I must have purged at least three times, even though, at the bottom of my kinky heart, I’ve always known that I would be back. The first time was when I got engaged, which represented an obvious point at which I could literally bin my secret life. I remember contemplating, even as I watched the rubbish lorry going down the street, I could perhaps allow myself to buy a pair of latex stockings.
Within two years, despite being wracked with guilt, I had assembled another secret wardrobe. I once took it all the way to Madrid on a work trip, and after a delightfully sordid couple of hours with one of Spain’s finest dommes, I took the whole lot down to a bin in the street and threw it away. One can only imagine the puzzled face of the Madrid rubbish collector.
The last time was five years ago when I was driving home after a particularly fun makeover session. The suitcase in the boot, loaded with dresses, heels, and wigs, made me feel as illicit as a drugs mule, and so I pulled into a lay-by and chucked the whole lot into a bin.
Of course, you can guess what happened next. Within days, I had started to plot my new collection of female fetish wear, and it did not take long for me to visit Honour to pick up a gorgeous latex maid’s uniform. Oh, and it needed some heels to go with it. And some gloves…
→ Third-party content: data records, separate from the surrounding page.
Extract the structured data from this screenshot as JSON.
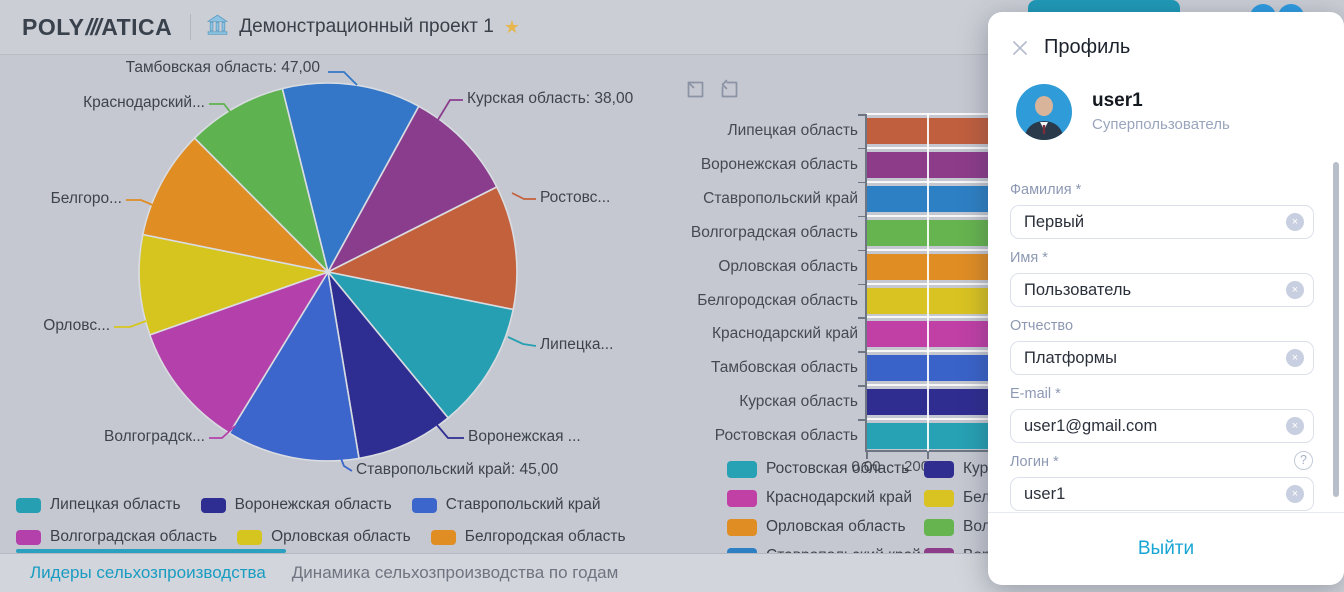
{
  "header": {
    "logo": {
      "part1": "POLY",
      "slashes": "///",
      "part2": "ATICA"
    },
    "project_title": "Демонстрационный проект 1",
    "action_icons": [
      "comment-icon",
      "fullscreen-icon",
      "filter-icon"
    ]
  },
  "tabs": [
    {
      "label": "Лидеры сельхозпроизводства",
      "active": true
    },
    {
      "label": "Динамика сельхозпроизводства по годам",
      "active": false
    }
  ],
  "profile": {
    "title": "Профиль",
    "username": "user1",
    "role": "Суперпользователь",
    "fields": [
      {
        "name": "lastname",
        "label": "Фамилия *",
        "value": "Первый",
        "help": false
      },
      {
        "name": "firstname",
        "label": "Имя *",
        "value": "Пользователь",
        "help": false
      },
      {
        "name": "middlename",
        "label": "Отчество",
        "value": "Платформы",
        "help": false
      },
      {
        "name": "email",
        "label": "E-mail *",
        "value": "user1@gmail.com",
        "help": false
      },
      {
        "name": "login",
        "label": "Логин *",
        "value": "user1",
        "help": true
      }
    ],
    "logout_label": "Выйти"
  },
  "chart_data": [
    {
      "type": "pie",
      "note": "values for truncated callouts estimated from slice angles",
      "series": [
        {
          "label": "Тамбовская область",
          "value": 47,
          "color": "#3477c8",
          "callout": "Тамбовская область: 47,00"
        },
        {
          "label": "Курская область",
          "value": 38,
          "color": "#8b3d8d",
          "callout": "Курская область: 38,00"
        },
        {
          "label": "Ростовская область",
          "value": 42,
          "color": "#c3613c",
          "callout": "Ростовс..."
        },
        {
          "label": "Липецкая область",
          "value": 43,
          "color": "#269fb2",
          "callout": "Липецка..."
        },
        {
          "label": "Воронежская область",
          "value": 33,
          "color": "#2e2d91",
          "callout": "Воронежская ..."
        },
        {
          "label": "Ставропольский край",
          "value": 45,
          "color": "#3c66cb",
          "callout": "Ставропольский край: 45,00"
        },
        {
          "label": "Волгоградская область",
          "value": 43,
          "color": "#b441ab",
          "callout": "Волгоградск..."
        },
        {
          "label": "Орловская область",
          "value": 34,
          "color": "#d7c51f",
          "callout": "Орловс..."
        },
        {
          "label": "Белгородская область",
          "value": 37,
          "color": "#e08d24",
          "callout": "Белгоро..."
        },
        {
          "label": "Краснодарский край",
          "value": 34,
          "color": "#5eb250",
          "callout": "Краснодарский..."
        }
      ],
      "legend_rows": [
        [
          {
            "label": "Липецкая область",
            "color": "#269fb2"
          },
          {
            "label": "Воронежская область",
            "color": "#2e2d91"
          },
          {
            "label": "Ставропольский край",
            "color": "#3c66cb"
          }
        ],
        [
          {
            "label": "Волгоградская область",
            "color": "#b441ab"
          },
          {
            "label": "Орловская область",
            "color": "#d7c51f"
          },
          {
            "label": "Белгородская область",
            "color": "#e08d24"
          }
        ]
      ]
    },
    {
      "type": "bar",
      "orientation": "horizontal",
      "note": "bar lengths truncated by the profile panel overlay; true values not visible",
      "categories": [
        "Липецкая область",
        "Воронежская область",
        "Ставропольский край",
        "Волгоградская область",
        "Орловская область",
        "Белгородская область",
        "Краснодарский край",
        "Тамбовская область",
        "Курская область",
        "Ростовская область"
      ],
      "colors": [
        "#c05f3e",
        "#8d3c8a",
        "#2e80c4",
        "#66b44f",
        "#e08d24",
        "#d9c322",
        "#c040a6",
        "#3a63c9",
        "#2f2d90",
        "#27a1b4"
      ],
      "values": [
        null,
        null,
        null,
        null,
        null,
        null,
        null,
        null,
        null,
        null
      ],
      "x_ticks": [
        "0,00",
        "200,00"
      ],
      "x_tick_spacing_value": 200,
      "legend_rows": [
        [
          {
            "label": "Ростовская область",
            "color": "#27a1b4"
          },
          {
            "label": "Курская область",
            "color": "#2f2d90"
          }
        ],
        [
          {
            "label": "Краснодарский край",
            "color": "#c040a6"
          },
          {
            "label": "Белгородская область",
            "color": "#d9c322"
          }
        ],
        [
          {
            "label": "Орловская область",
            "color": "#e08d24"
          },
          {
            "label": "Волгоградская область",
            "color": "#66b44f"
          }
        ],
        [
          {
            "label": "Ставропольский край",
            "color": "#2e80c4"
          },
          {
            "label": "Воронежская область",
            "color": "#8d3c8a"
          }
        ]
      ]
    }
  ]
}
By now, I hope I have broken this emotionally bulimic cycle of purging and acquiring – not least because of the expense. Now in my forties, I am more comfortable in my own skin, and indeed in women’s clothes. It’s my very private life, and I refuse to feel guilty for indulging in something that causes no harm to those closest to me, nor involves any form of sexual cheating.
In short, I hope I have purged the purges.